Saya masih ingat percakapan dengan seorang dewasa muda yang tinggal di perbatasan Jakarta-Bekasi, Jawa Barat. Dengan berapi-api dia menjelaskan virus corona bukanlah virus baru, melainkan sudah ada sejak 2010.

Bahkan, tahun 2011, ada film yang menggambarkan tentang pandemi, persis seperti yang terjadi sekarang.

Pria yang bekerja di sektor informal itu lalu menyebut bahwa penemu vaksin corona ditembak mati agar temuannya tak dimanfaatkan.

Dalam percakapan singkat itu, saya tak sempat menyanggahnya. Ya, virus corona memang ada sejak dulu, tapi itu bukan jenis yang menyebabkan Covid-19. Dunia sudah melewati wabah sindrom pernapasan akut parah (SARS) pada 2002 dan sindrom pernapasan Timur Tengah (MERS) yang juga disebabkan oleh virus dari keluarga coronavirus ini pada akhir 2012.

Film yang dimaksudnya pasti Contagion yang dibintangi Matt Damon, Jude Law, dan Gwyneth Paltrow. Yup, itu tayang tahun 2011.

Bagaimana dengan cerita penemu vaksin yang dibunuh? Berbekal keyword "penemu vaksin ditembak mati", kisah aslinya terungkap.

Berdasarkan pemberitaan pada 8 Mei lalu, kisah itu nyata adanya. Seorang ilmuwan China yang bekerja untuk penelitian tentang virus corona di Pittsburgh, Amerika Serikat (AS) meninggal setelah didor pasangan sejenisnya. Bing Liu namanya.

Kalaupun saya sempat menyampaikan fakta itu, mungkin sulit untuk mengubah keyakinannya tentang seluk-beluk virus SARS-CoV-2 dalam sekejap. Tapi, sepertinya yang lebih penting ialah: apakah dia melakukan sesuatu untuk melindungi diri dan orang lain dari risiko tertular atau menularkan virus corona. Kenyataannya, dia tak bermasker dan tetap menerima orderan untuk menjadi pengojek panggilan bagi warga sekitar.

Dua hal yang menurut saya benar dari pemahaman dia hanyalah pentingnya menghindari kerumunan. Dia juga khawatir tenaga kesehatan akan kewalahan mendapati banjir pasien akibat banyaknya warga yang ramai mendatangi penutupan McDonald's Sarinah, bandara, hingga silaturahim Lebaran.

Dia bilang, pandemi ini bisa nggak kelar-kelar kalau orang tidak patuh terhadap aturan jaga jarak pakai masker, dan cuci tangan. Itu lebih mudah diomongin daripada dilakukan ya?!
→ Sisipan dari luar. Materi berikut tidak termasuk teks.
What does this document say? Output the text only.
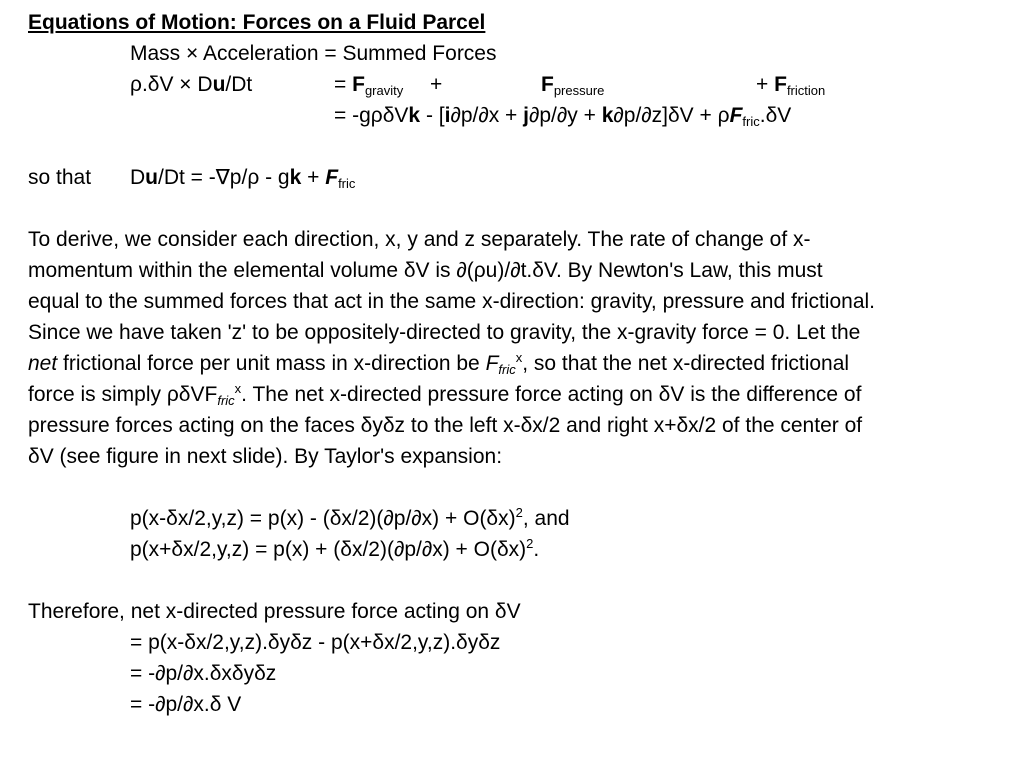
Equations of Motion: Forces on a Fluid Parcel
Mass × Acceleration = Summed Forces
ρ.δV × Du/Dt	= $F_{gravity}$ +	$F_{pressure}$	+ $F_{friction}$
= $-g\rho\delta Vk - [i\partial p/\partial x + j\partial p/\partial y + k\partial p/\partial z]\delta V + \rho F_{fric}.\delta V$
so that Du/Dt = -∇p/ρ - gk + $F_{fric}$
To derive, we consider each direction, x, y and z separately. The rate of change of x-
momentum within the elemental volume δV is ∂(ρu)/∂t.δV. By Newton's Law, this must
equal to the summed forces that act in the same x-direction: gravity, pressure and frictional.
Since we have taken 'z' to be oppositely-directed to gravity, the x-gravity force = 0. Let the
net frictional force per unit mass in x-direction be $F_{fric}^x$, so that the net x-directed frictional
force is simply ρδVF$_{fric}^x$. The net x-directed pressure force acting on δV is the difference of
pressure forces acting on the faces δyδz to the left x-δx/2 and right x+δx/2 of the center of
δV (see figure in next slide). By Taylor's expansion:
$p(x-\delta x/2,y,z) = p(x) - (\delta x/2)(\partial p/\partial x) + O(\delta x)^2$, and
$p(x+\delta x/2,y,z) = p(x) + (\delta x/2)(\partial p/\partial x) + O(\delta x)^2$.
Therefore, net x-directed pressure force acting on δV
= p(x-δx/2,y,z).δyδz - p(x+δx/2,y,z).δyδz
= -∂p/∂x.δxδyδz
= -∂p/∂x.δ V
Bahkan orang yang lebih terdidik pun sulit menerima kewajiban memakai masker di tempat umum. Tengok saja kasus Bripka HI di Bandung, Jawa Barat. Sebelumnya juga ada influencer yang mengaku jarang pakai masker dan menganggap virus corona biasa aja.

Pemahaman seperti ini tentu membahayakan upaya untuk mengendalikan penyebaran virus corona. Di banyak negara, orang-orang yang serupa, banyak juga. Tengok saja di Missouri, Amerika Serikat yang ratusan warganya berendam di kolam renang pada akhir pekan lalu.

Mereka pun diminta untuk menjalani karantina mandiri selama 14 hari.

Polah semacam itu sesungguhnya membahayakan upaya kita untuk beranjak dari pembatasan sosial berskala besar ke pelonggaran hingga akhirnya sampai ke New Normal. Cepat atau lambatnya perjalanan menuju kenormalan baru tergantung kita semua.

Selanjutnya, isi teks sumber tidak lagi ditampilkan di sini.